I used to think that I danced because I had to. Because it was me. Like I owed it to Past Sarah to keep dragging myself to classes and auditions, hanging on to shreds of hope that my dream of making a living from dancing would come true. Some of my training environments (and personal mindsets) caused me to focus so much on the ends that I often lost sight of the value of the means. As I struggled to find my "niche" (or, as Eric Matthews might say, my "niece") as a dancer for so many years, all with the goal of getting a job to validate all my years of hard work, I kept hitting dead ends.I tried shove myself into dancer categories--from ballerina, to theatre dancer, to modern dancer--thinking one of these techniques would be "The One." I had no problem finding my soulmate at age eighteen, but figuring out what kind of dancer I was felt beyond my grasp.

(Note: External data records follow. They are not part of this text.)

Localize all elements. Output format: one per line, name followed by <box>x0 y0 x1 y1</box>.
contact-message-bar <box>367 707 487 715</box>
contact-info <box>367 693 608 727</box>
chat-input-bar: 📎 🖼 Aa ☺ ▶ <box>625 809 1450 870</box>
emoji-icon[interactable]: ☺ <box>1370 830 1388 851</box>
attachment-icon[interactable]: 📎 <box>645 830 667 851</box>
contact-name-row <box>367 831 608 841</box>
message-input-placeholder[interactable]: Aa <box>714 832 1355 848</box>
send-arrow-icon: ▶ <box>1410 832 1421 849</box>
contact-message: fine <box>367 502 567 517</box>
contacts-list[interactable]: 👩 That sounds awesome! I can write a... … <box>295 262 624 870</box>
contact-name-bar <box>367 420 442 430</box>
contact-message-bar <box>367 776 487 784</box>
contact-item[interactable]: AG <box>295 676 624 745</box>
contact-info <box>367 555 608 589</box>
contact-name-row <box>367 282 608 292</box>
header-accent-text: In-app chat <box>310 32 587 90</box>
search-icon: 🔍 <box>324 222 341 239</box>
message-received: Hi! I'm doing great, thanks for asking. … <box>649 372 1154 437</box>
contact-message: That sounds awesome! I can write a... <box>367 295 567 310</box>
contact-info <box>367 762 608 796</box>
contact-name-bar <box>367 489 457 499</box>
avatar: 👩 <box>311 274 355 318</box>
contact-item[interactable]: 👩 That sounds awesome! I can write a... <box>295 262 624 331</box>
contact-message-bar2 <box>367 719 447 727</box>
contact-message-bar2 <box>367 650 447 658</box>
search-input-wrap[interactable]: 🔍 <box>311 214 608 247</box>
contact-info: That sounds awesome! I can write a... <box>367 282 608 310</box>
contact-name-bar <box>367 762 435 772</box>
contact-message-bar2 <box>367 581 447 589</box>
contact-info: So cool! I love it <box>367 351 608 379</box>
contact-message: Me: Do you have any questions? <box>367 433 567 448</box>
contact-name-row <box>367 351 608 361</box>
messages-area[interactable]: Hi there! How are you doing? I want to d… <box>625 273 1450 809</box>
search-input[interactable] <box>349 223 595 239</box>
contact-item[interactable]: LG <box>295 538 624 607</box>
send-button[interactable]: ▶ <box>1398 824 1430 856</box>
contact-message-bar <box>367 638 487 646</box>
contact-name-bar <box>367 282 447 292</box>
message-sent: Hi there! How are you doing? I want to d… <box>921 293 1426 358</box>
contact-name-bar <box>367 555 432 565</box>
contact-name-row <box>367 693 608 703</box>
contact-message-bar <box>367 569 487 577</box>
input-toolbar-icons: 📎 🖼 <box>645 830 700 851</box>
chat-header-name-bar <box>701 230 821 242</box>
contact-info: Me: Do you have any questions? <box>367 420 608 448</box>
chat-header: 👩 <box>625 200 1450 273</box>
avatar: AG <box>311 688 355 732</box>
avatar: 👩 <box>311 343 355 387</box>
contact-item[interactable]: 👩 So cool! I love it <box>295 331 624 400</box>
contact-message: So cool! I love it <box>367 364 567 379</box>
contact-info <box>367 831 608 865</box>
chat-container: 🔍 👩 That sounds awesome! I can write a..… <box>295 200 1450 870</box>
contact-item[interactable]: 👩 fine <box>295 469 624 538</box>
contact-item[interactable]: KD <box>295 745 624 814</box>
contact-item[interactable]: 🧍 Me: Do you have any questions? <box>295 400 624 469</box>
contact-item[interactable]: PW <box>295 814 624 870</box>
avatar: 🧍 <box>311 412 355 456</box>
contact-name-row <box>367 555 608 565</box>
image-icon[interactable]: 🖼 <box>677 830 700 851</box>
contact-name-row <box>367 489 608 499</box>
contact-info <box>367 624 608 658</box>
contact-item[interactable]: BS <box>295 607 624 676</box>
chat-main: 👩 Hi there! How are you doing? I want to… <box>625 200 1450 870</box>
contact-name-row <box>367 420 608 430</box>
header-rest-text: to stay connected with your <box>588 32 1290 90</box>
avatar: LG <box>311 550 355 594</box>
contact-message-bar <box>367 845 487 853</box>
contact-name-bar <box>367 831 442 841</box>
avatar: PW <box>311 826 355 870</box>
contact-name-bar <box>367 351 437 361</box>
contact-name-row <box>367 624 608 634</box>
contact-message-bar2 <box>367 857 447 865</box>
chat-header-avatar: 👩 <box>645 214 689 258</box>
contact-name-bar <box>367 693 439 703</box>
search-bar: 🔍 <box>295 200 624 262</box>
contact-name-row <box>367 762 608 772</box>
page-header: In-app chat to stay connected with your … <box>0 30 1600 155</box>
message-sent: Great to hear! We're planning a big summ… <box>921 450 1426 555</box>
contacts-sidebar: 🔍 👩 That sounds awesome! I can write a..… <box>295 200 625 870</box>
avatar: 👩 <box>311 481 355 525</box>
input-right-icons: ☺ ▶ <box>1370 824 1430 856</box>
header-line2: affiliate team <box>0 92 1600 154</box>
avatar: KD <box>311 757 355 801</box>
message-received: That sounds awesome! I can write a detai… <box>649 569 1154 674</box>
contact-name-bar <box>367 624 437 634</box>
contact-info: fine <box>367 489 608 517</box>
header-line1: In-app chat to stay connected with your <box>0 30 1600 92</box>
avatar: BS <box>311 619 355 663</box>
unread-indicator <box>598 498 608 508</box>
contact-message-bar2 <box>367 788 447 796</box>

Over the past few months, it's grown clearer and clearer that to be a successful dancer I have to stop trying to make myself, and my career, fit some idealized mold I've created for myself. I have to let myself be me.
And I am a ballet dancer.
A contemporary ballet dancer, but a ballet dancer in some weird, completely messed up fashion. It feels good to admit that to myself. After some really horrible psychological breakdowns related to ballet and the anxiety I felt (until recently) whenever I took class or put on a pair of pointe shoes, I became afraid of what would happen to me mentally, if I pursued a ballet career, even in the contemporary realm. But I'm not a scared fourteen year old anymore and I'm ready to conquer my self-doubt. I can't fail, because I've already succeeded, in some respect. I succeed just by growing as a person and a dancer, by sharing the art, and moving in joy.
Since joining In-Sight Dance Company just a couple of months ago, I've learned so much about real artistry and the power of dance. I aim, more and more, to make my dancing not about any kind of selfish goal, but about communication, outreach, joy, and even worship. The commitment and sense of community present in the company completely shattered all of my preconceptions about "real" dance companies. I expected the competitiveness and occasional hostility I've experienced in other performing arenas, but instead found a welcoming, supportive, completely dedicated group of artists. I am so blessed to be a part of such a worthwhile and amazing company, and our performances this weekend reminded me that sharing our love of dance with others--if only for a few moments in time--makes all the pain, stress, and fear worthwhile.
Man, when did I get so serious and artist-y? Please don't let me write any more of these introspective dance-related posts, unless they're dripping with satire.